取引国については品目によって違いが生じており、サケ・マス類はチリ・ノルウェー、カツオ・マグロ類は台湾・中国・マルタ、エビはベトナム・インド・インドネシアといった国がメインの輸入国となっています。
食料自給率向上のための取り組みと課題
食料自給率の向上は、国も大きな課題として認識しており、さまざまな政策を打ち出しています。なかには漁業と密接に関連する取り組みも存在しているため、ここで確認しておきましょう。
日本が食料自給率向上のために行っている政策
農林水産省が2020年に策定した「食料・農業・農村基本計画」によると、食料自給率を2030年までにカロリーベース45%、生産額ベース75%に引き上げることを目標に掲げています。
目標実現のため、これまで農林水産省は「魚の国のしあわせプロジェクト」など、国民に対して海産物の魅力を伝える取り組みを続けてきました(2012年~2021年9月)。具体的なものとしては「ファストフィッシュ」が挙げられるでしょう。「調理が面倒」というイメージを払拭すべく、そのまま食べられるフィッシュナゲットや、簡単に料理で使用できる国産シーフードミックスなどを打ち出しており、魚食のイメージアップを狙いました。
今後も農林水産省では、「ネットスーパーやコンビニでの魚メニューの充実化」「体験要素を加えた魚食普及活動等」を提案し、多様化する市場のニーズに対応しながら魚介類消費の裾野を広げていくことを目指しています。
食料自給率向上における課題と今後の展望
さまざまな取り組みにもかかわらず、なかなか日本の食料自給率が上がらない理由として、生産者の高齢化及び後継問題が挙げられます。ただでさえ少子高齢化が進み人手不足が深刻化する日本において、農業や漁業は「きつい仕事」といったイメージを抱かれやすく、若い働き手の確保に苦労しているのです。
それでも水産庁は変化する消費者ニーズへの対応、未利用魚の活用による新たな市場創出や魚食普及の推進などの取り組みを強化。
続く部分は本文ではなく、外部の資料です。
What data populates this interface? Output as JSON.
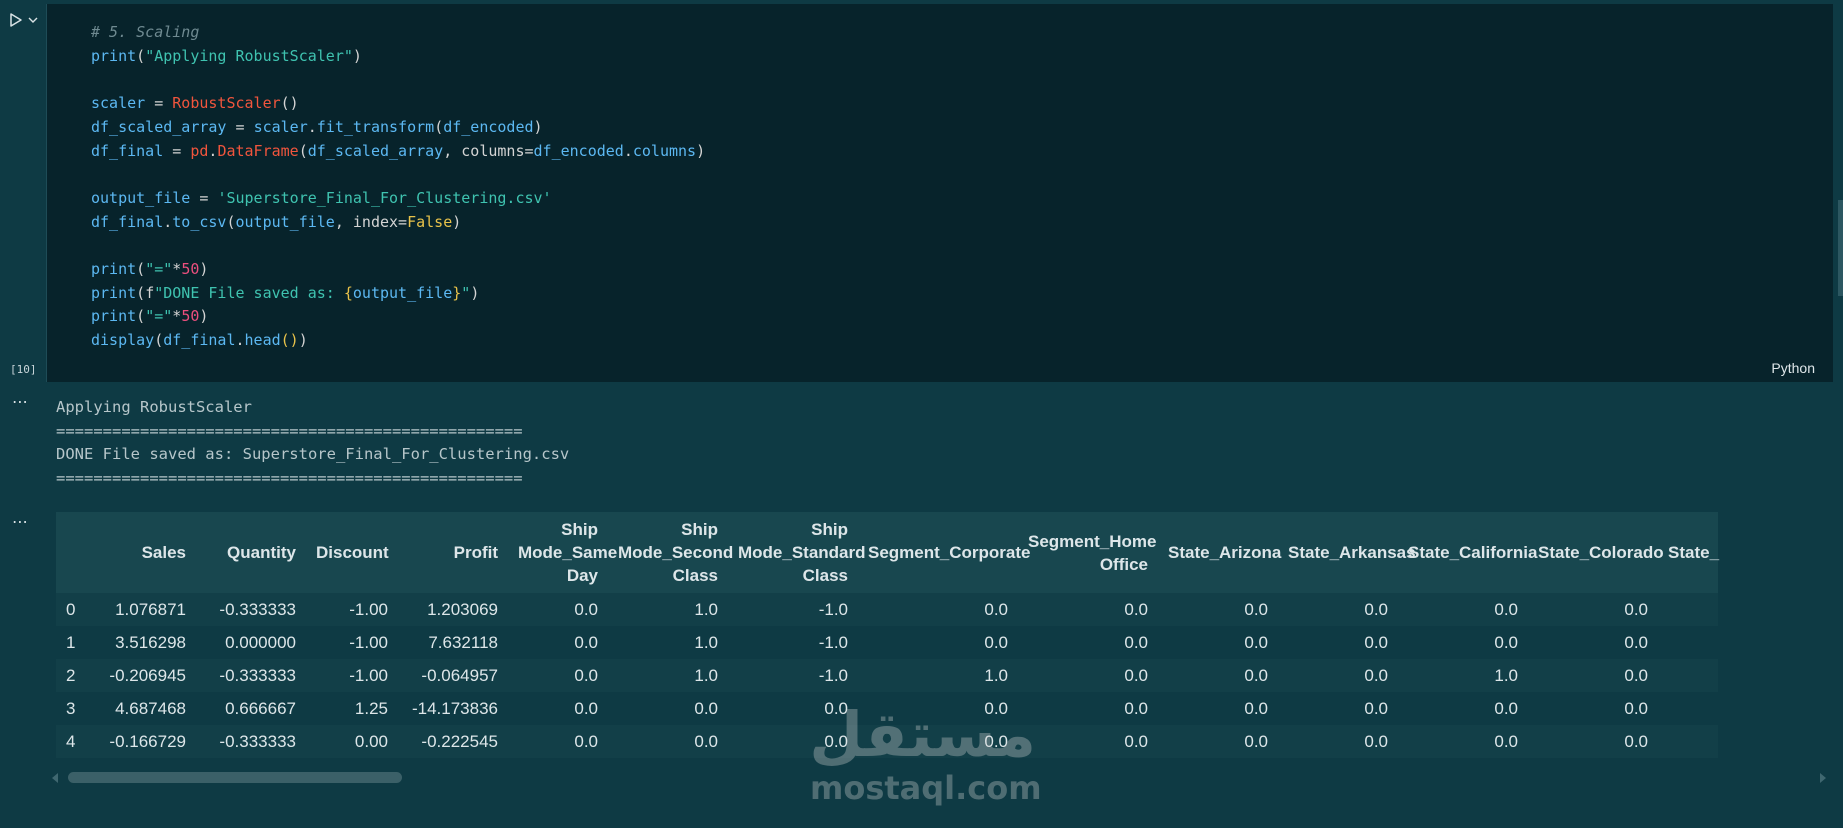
{
  "cell": {
    "execution_count": "[10]",
    "language": "Python",
    "code_lines": [
      [
        {
          "t": "# 5. Scaling",
          "c": "com"
        }
      ],
      [
        {
          "t": "print",
          "c": "fn"
        },
        {
          "t": "(",
          "c": "pl"
        },
        {
          "t": "\"Applying RobustScaler\"",
          "c": "str"
        },
        {
          "t": ")",
          "c": "pl"
        }
      ],
      [],
      [
        {
          "t": "scaler",
          "c": "var"
        },
        {
          "t": " = ",
          "c": "pl"
        },
        {
          "t": "RobustScaler",
          "c": "cls"
        },
        {
          "t": "()",
          "c": "pl"
        }
      ],
      [
        {
          "t": "df_scaled_array",
          "c": "var"
        },
        {
          "t": " = ",
          "c": "pl"
        },
        {
          "t": "scaler",
          "c": "var"
        },
        {
          "t": ".",
          "c": "pl"
        },
        {
          "t": "fit_transform",
          "c": "fn"
        },
        {
          "t": "(",
          "c": "pl"
        },
        {
          "t": "df_encoded",
          "c": "var"
        },
        {
          "t": ")",
          "c": "pl"
        }
      ],
      [
        {
          "t": "df_final",
          "c": "var"
        },
        {
          "t": " = ",
          "c": "pl"
        },
        {
          "t": "pd",
          "c": "cls"
        },
        {
          "t": ".",
          "c": "pl"
        },
        {
          "t": "DataFrame",
          "c": "cls"
        },
        {
          "t": "(",
          "c": "pl"
        },
        {
          "t": "df_scaled_array",
          "c": "var"
        },
        {
          "t": ", columns=",
          "c": "pl"
        },
        {
          "t": "df_encoded",
          "c": "var"
        },
        {
          "t": ".",
          "c": "pl"
        },
        {
          "t": "columns",
          "c": "var"
        },
        {
          "t": ")",
          "c": "pl"
        }
      ],
      [],
      [
        {
          "t": "output_file",
          "c": "var"
        },
        {
          "t": " = ",
          "c": "pl"
        },
        {
          "t": "'Superstore_Final_For_Clustering.csv'",
          "c": "str"
        }
      ],
      [
        {
          "t": "df_final",
          "c": "var"
        },
        {
          "t": ".",
          "c": "pl"
        },
        {
          "t": "to_csv",
          "c": "fn"
        },
        {
          "t": "(",
          "c": "pl"
        },
        {
          "t": "output_file",
          "c": "var"
        },
        {
          "t": ", index=",
          "c": "pl"
        },
        {
          "t": "False",
          "c": "kw"
        },
        {
          "t": ")",
          "c": "pl"
        }
      ],
      [],
      [
        {
          "t": "print",
          "c": "fn"
        },
        {
          "t": "(",
          "c": "pl"
        },
        {
          "t": "\"=\"",
          "c": "str"
        },
        {
          "t": "*",
          "c": "pl"
        },
        {
          "t": "50",
          "c": "num"
        },
        {
          "t": ")",
          "c": "pl"
        }
      ],
      [
        {
          "t": "print",
          "c": "fn"
        },
        {
          "t": "(",
          "c": "pl"
        },
        {
          "t": "f",
          "c": "pl"
        },
        {
          "t": "\"DONE File saved as: ",
          "c": "str"
        },
        {
          "t": "{",
          "c": "br"
        },
        {
          "t": "output_file",
          "c": "var"
        },
        {
          "t": "}",
          "c": "br"
        },
        {
          "t": "\"",
          "c": "str"
        },
        {
          "t": ")",
          "c": "pl"
        }
      ],
      [
        {
          "t": "print",
          "c": "fn"
        },
        {
          "t": "(",
          "c": "pl"
        },
        {
          "t": "\"=\"",
          "c": "str"
        },
        {
          "t": "*",
          "c": "pl"
        },
        {
          "t": "50",
          "c": "num"
        },
        {
          "t": ")",
          "c": "pl"
        }
      ],
      [
        {
          "t": "display",
          "c": "fn"
        },
        {
          "t": "(",
          "c": "pl"
        },
        {
          "t": "df_final",
          "c": "var"
        },
        {
          "t": ".",
          "c": "pl"
        },
        {
          "t": "head",
          "c": "fn"
        },
        {
          "t": "()",
          "c": "br"
        },
        {
          "t": ")",
          "c": "pl"
        }
      ]
    ]
  },
  "output": {
    "stdout_lines": [
      "Applying RobustScaler",
      "==================================================",
      "DONE File saved as: Superstore_Final_For_Clustering.csv",
      "=================================================="
    ],
    "more_icon": "ellipsis-icon"
  },
  "table": {
    "columns": [
      "",
      "Sales",
      "Quantity",
      "Discount",
      "Profit",
      "Ship Mode_Same Day",
      "Ship Mode_Second Class",
      "Ship Mode_Standard Class",
      "Segment_Corporate",
      "Segment_Home Office",
      "State_Arizona",
      "State_Arkansas",
      "State_California",
      "State_Colorado",
      "State_"
    ],
    "rows": [
      [
        "0",
        "1.076871",
        "-0.333333",
        "-1.00",
        "1.203069",
        "0.0",
        "1.0",
        "-1.0",
        "0.0",
        "0.0",
        "0.0",
        "0.0",
        "0.0",
        "0.0",
        ""
      ],
      [
        "1",
        "3.516298",
        "0.000000",
        "-1.00",
        "7.632118",
        "0.0",
        "1.0",
        "-1.0",
        "0.0",
        "0.0",
        "0.0",
        "0.0",
        "0.0",
        "0.0",
        ""
      ],
      [
        "2",
        "-0.206945",
        "-0.333333",
        "-1.00",
        "-0.064957",
        "0.0",
        "1.0",
        "-1.0",
        "1.0",
        "0.0",
        "0.0",
        "0.0",
        "1.0",
        "0.0",
        ""
      ],
      [
        "3",
        "4.687468",
        "0.666667",
        "1.25",
        "-14.173836",
        "0.0",
        "0.0",
        "0.0",
        "0.0",
        "0.0",
        "0.0",
        "0.0",
        "0.0",
        "0.0",
        ""
      ],
      [
        "4",
        "-0.166729",
        "-0.333333",
        "0.00",
        "-0.222545",
        "0.0",
        "0.0",
        "0.0",
        "0.0",
        "0.0",
        "0.0",
        "0.0",
        "0.0",
        "0.0",
        ""
      ]
    ]
  },
  "watermark": {
    "arabic": "مستقل",
    "latin": "mostaql.com"
  },
  "icons": {
    "run": "play-icon",
    "run_menu": "chevron-down-icon"
  }
}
現在輸入に頼っている部分を国産品で対応できる体制を整えるべく、今後もさまざまな取り組みを推し進める意向を示しています。
漁業従事者にとっても食料自給率は重要!
日本の食料自給率は決して芳しくなく、国を挙げてさまざまな取り組みが進められています。そのなかには漁業関連のものも多くあり、漁業従事者にとっても他人事ではありません。まずは海産物の食料自給率について把握しつつ、具体的にどのような解決策があるかを確認してみてください。